New Linear and Star‐Shaped Thermogelling Poly([R]‐3‐hydroxybutyrate) Copolymers

The synthesis of multi‐arm poly([R]‐3‐hydroxybutyrate) (PHB)‐based triblock copolymers (poly([R]‐3‐hydroxybutyrate)‐b‐poly(N‐isopropylacrylamide)‐b‐[[poly(methyl ether methacrylate)‐g‐poly(ethylene glycol)]‐co‐[poly(methacrylate)‐g‐poly(propylene glycol)]], PHB‐b‐PNIPAAM‐b‐(PPEGMEMA‐co‐PPPGMA), and their subsequent self‐assembly into thermo‐responsive hydrogels is described. Atom transfer radical polymerization (ATRP) of N‐isopropylacrylamide (NIPAAM) followed by poly(ethylene glycol) methyl ether methacrylate (PEGMEMA) and poly(propylene glycol) methacrylate (PPGMA) was achieved from bromoesterified multi‐arm PHB macroinitiators. The composition of the resulting copolymers was investigated by ¹H and ¹³C J‐MOD NMR spectroscopy as well as size‐exclusion chromatography (SEC), thermogravimetric analysis (TGA), and differential scanning calorimetry (DSC). The copolymers featuring different architectures and distinct hydrophilic/hydrophobic contents were found to self‐assemble into thermo‐responsive gels in aqueous solution.

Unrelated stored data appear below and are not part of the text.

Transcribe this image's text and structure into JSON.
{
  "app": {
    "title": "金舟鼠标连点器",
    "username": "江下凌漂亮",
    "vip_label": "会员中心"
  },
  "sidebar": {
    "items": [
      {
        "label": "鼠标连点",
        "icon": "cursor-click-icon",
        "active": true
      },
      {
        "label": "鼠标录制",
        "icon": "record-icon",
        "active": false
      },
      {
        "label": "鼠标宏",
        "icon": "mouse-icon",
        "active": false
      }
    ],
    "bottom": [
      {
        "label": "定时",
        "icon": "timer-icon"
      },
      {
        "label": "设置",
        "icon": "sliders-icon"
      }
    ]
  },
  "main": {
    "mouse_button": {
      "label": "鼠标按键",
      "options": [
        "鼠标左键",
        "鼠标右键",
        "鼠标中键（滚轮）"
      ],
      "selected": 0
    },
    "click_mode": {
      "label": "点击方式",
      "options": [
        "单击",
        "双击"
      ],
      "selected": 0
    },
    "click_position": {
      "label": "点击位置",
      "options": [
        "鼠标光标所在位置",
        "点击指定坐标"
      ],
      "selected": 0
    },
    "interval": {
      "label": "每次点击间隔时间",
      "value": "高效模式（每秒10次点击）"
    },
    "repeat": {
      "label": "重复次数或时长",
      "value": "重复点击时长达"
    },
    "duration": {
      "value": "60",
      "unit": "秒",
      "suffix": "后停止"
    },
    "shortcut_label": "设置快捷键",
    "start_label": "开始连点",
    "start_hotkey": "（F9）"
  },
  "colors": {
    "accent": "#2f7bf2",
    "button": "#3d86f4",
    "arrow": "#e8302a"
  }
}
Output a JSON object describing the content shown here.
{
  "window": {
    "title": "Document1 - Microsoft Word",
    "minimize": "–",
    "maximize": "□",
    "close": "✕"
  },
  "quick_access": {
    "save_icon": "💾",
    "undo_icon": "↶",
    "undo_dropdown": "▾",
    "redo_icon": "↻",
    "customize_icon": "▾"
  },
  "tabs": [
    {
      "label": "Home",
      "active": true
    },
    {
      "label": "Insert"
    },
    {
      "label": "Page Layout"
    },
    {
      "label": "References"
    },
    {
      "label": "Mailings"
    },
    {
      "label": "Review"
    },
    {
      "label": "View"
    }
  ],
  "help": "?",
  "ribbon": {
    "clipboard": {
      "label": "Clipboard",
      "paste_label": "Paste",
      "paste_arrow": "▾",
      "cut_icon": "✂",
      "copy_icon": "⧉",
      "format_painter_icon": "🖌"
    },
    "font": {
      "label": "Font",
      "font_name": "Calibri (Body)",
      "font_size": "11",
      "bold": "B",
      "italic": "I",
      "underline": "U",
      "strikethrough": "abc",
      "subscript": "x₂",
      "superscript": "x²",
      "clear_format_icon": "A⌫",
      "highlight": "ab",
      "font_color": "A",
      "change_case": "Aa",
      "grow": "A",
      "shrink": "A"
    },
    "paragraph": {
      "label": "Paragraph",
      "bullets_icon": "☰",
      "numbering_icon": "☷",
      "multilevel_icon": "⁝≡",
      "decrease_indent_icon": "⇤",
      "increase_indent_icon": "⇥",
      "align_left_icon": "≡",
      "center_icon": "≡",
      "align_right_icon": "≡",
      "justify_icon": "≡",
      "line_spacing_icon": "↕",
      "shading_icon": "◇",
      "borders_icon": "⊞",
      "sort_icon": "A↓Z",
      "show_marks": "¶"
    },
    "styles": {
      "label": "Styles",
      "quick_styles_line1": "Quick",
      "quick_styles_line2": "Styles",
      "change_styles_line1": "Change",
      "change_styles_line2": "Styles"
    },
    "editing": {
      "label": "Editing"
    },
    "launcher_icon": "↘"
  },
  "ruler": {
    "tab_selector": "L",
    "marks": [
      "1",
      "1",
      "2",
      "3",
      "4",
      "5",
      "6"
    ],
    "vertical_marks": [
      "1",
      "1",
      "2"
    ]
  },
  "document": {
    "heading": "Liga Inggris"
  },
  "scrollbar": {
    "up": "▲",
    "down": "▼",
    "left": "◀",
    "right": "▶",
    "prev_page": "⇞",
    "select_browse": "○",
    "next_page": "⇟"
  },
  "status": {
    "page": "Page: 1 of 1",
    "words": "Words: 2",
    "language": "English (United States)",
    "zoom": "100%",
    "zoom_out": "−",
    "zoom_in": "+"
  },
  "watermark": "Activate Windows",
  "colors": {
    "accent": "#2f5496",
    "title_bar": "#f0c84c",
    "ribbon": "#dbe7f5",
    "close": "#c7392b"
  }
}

Rheological studies indicated that the linear one‐arm PHB‐based copolymer tend to form a micellar solution, whereas the two‐ and four‐arm PHB‐based copolymers afforded gels with enhanced mechanical properties and solid‐like behavior. These investigations are the first to correlate the gelation properties to the arm number of a PHB‐based copolymer. All copolymers revealed a double thermo‐responsive behavior due to the NIPAAM and PPGMA blocks, thus allowing first the copolymer self‐assembly at room temperature, and then the delivery of a drug at body temperature (37 °C). The non‐significant toxic response of the gels, as assessed by the cell viability of the CCD‐112CoN human fibroblast cell line with different concentrations of the triblock copolymers ranging from 0.03 to 1 mg mL^?1, suggest that these PHB‐based thermo‐responsive gels are promising candidate biomaterials for drug‐delivery applications.